Le 20 août dernier, dans le discours prononcé à l'occasion de la célébration du 54e anniversaire de la Révolution du Roi et du peuple, Sa Majesté le Roi Mohammed VI a mis solennellement en garde les électeurs au scrutin législatif de ce vendredi 7 septembre. "N'hypothéquez pas votre devenir en vendant vos voix
et vos convictions à ceux qui sont indignes de confiance".
Une lecture sommaire de l'allocution royale se limiterait arbitrairement à un tel rappel.
Il en faudrait davantage plus qu'une lecture simple d'un texte qui est un véritable programme pédagogique. "Le vote est l'un des éléments-clés de la citoyenneté responsable", a affirmé dans le même discours le Souverain, ajoutant plus loin qu'une "participation continue ne se réduit pas à l'opération
de vote le jour du scrutin, mais implique plutôt le devoir de s'investir en permanence dans les chantiers
de développement et de citoyenneté".
Le discours royal émaille de florilèges d'énoncés pertinents, salvateurs et didactiques avec ce que ces mots ont de poids et de force.

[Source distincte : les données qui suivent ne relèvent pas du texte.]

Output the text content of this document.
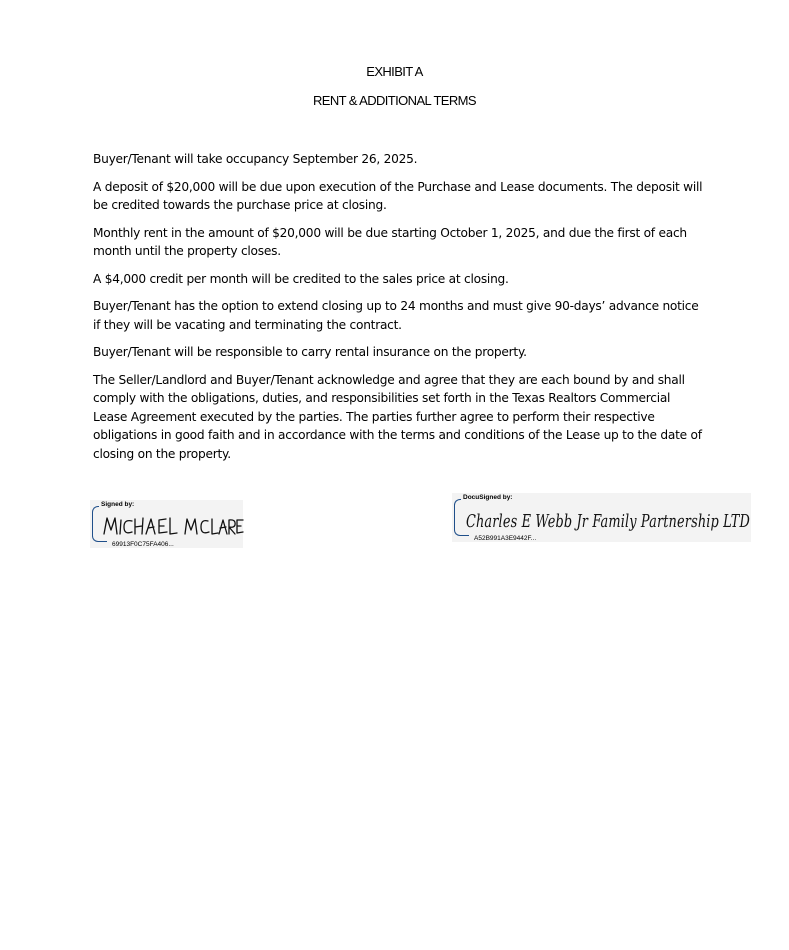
EXHIBIT A
RENT & ADDITIONAL TERMS

Buyer/Tenant will take occupancy September 26, 2025.

A deposit of $20,000 will be due upon execution of the Purchase and Lease documents. The deposit will be credited towards the purchase price at closing.

Monthly rent in the amount of $20,000 will be due starting October 1, 2025, and due the first of each month until the property closes.

A $4,000 credit per month will be credited to the sales price at closing.

Buyer/Tenant has the option to extend closing up to 24 months and must give 90-days’ advance notice if they will be vacating and terminating the contract.

Buyer/Tenant will be responsible to carry rental insurance on the property.

The Seller/Landlord and Buyer/Tenant acknowledge and agree that they are each bound by and shall comply with the obligations, duties, and responsibilities set forth in the Texas Realtors Commercial Lease Agreement executed by the parties. The parties further agree to perform their respective obligations in good faith and in accordance with the terms and conditions of the Lease up to the date of closing on the property.

Signed by:
69913F0C75FA406...
DocuSigned by:
Charles E Webb Jr Family Partnership LTD
A52B991A3E9442F...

Nous sommes aujourd'hui interpellés par leur teneur profonde: alors que nous sommes conviés à faire acte de civisme, d'exercer pleinement notre droit et notre devoir de citoyen, voilà que les paroles royales surgissent à nos consciences comme une lumière guidant nos pas. Le libre choix auquel nous incline le scrutin démocratique n'est dicté par aucune autre considération que la responsabilité et la liberté assumées.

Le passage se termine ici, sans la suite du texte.